My approach to paranoia: electronic bills

One thing that I’ve been told about my previous post is that I sounded paranoid. I may be, I”m not as paranoid as the kind of people who fear the NSA in my book.

We have plenty of content out there (I would venture a guess that most of it is on reddit, but don’t take my word for it) where paranoids describe all the kind of shenanigans they go through to avoid “The Man”. I thought I may as well put out there what I do in my “paranoia”, and I’ll start with my first tenet: Email is safer than snail mail.

We all know the Snowden revelation made people fret to find new email protocols and all that kind of stuff. But my point of view is that if someone wants to steal my mail (for whatever reason), they only have to force the very simple lock of my mailbox, or use some tool to take the envelopes out from the same opening that is used to put content in.

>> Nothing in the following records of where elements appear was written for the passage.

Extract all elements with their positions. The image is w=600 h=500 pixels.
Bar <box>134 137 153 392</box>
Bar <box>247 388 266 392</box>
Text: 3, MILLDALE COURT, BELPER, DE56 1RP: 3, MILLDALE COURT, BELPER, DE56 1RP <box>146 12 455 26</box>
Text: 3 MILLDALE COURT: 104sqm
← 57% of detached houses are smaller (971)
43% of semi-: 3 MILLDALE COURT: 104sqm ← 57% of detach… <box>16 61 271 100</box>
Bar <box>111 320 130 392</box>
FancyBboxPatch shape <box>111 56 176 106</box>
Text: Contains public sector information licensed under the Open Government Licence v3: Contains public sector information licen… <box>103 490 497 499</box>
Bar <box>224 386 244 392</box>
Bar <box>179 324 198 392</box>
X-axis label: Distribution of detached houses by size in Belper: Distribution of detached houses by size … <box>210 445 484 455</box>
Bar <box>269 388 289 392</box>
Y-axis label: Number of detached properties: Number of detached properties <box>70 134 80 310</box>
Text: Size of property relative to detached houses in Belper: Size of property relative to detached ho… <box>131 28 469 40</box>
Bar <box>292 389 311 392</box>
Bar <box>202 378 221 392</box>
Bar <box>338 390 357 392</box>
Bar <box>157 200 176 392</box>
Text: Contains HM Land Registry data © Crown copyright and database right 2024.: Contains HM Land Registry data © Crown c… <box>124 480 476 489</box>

This might be not so obvious for my American readers, as I found recently that the way USPS’s monopoly on mail delivery is enforced is by not letting anybody put stuff in your mailbox but the postman. Although I’m pretty sure that you can find black market keys for it. In Europe at least, mailboxes are not accessible by the postmen, and anybody can put envelopes in. In Italy in particular, TNT (the Dutch company) for a while ran a delivery service for mail, rather than packages. Both my bank, my mobile phone provider and me (to send mail to customers) used it because of the higher reliability.

So in this vein, I favour any kind of electronic communication over paper trail. This is not difficult in most countries right now; in particular in Italy it started more than five years ago with my landline and ADSL provider: not only they allowed me to receive their bills by email rather than snail mail, but they waived a €1.5/bill fee for delivery. Incidentally, this only worked if you had direct debit enabled, which I did because the bills kept arriving late, after expiration date passed, and we kept paying fines for that. As of today, the only bill that still arrives in the snail mail to my mother in Italy is the gas bill, and that’s only because we don’t use a city gas feed. This is especially handy as I’m the one paying said bills, and I’m no longer in Italy.

In Ireland, things are mostly okay, but not perfect: both my previous and current electricity and gas providers allow electronic bills, but the new one only allowed me to opt-in after I received the first two bills. Banks are strange — my first bank in Ireland was fully electronic, with the exception of inbound wires (which were pretty common for me due to Autotools Mythbuster and expense reimbursement for work travel); my current bank sends me the quarterly statements by mail, even though I have access to them on their website, but they do seem to have some problem with consistency and reliability. My Tesco VISA unfortunately does mail me the monthly statement by post, as they don’t have an online banking site for Irish customers (they do for British ones, but let’s not go there.) My American bank is totally paperless (which is very good for me, as I need to have my US mail forwarded), to the point that receiving rebate checks, I only needed my mobile phone to deposit them.

But there is a much more important piece of paper, that I kept receiving after I moved to Dublin: my payslip. It’s probably not obvious to everybody but this is my first “proper” employment. Before I had contracts, and freelanced, and had my own “company”, so I would send and receive invoices, but never received a payslip before joining the company I work for now. And for a few long months I would receive the paper copy of it in my mailbox at the end of the month. I don’t think there is much more private than your salary, so this was bothering me for a while — luckily we now moved to an external online provider, so no more paper trail for this.

The question becomes how to handle the paper that you do receive. I already wrote a long time ago about my dream of a paperless office, and I have bought a professional EPSON scanner, as having your own company generates a huge amount of paper. While I don’t use it with the same workflow as I had before, I still scan all the paper I receive in the mail, and then destroy it fully.

In Italy I had a shredder: I would shred any paper at all, whether it contained personal information or not; my point is that even if someone was dumpster diving into my personal shredded paper, they would end up finding the most recent promotional spam from TeamViewer or MediaMarkt. There are nasty problems with having a shredder: it’s extremely noisy, it creates tons of dust, and you have to clean it manually which takes a lot of time. You have no idea how bad my home office was after I finished running the whole set of historical documents of the family!

Here things got lucky, instead of dealing with a home shredder, my office uses a shredding company services, so I just need to bring the papers with me and throw them in the dedicated bins. This makes it much simpler to deal with the trickling paper trail of mail (and boarding passes, and so on…).

I have multiple copies of all the PDFs scanned documents: Google Drive, Dropbox and an encrypted USB flash stick, to make it safe. So unless the interested attacker gets access to my personal accounts, there is no way to access that information.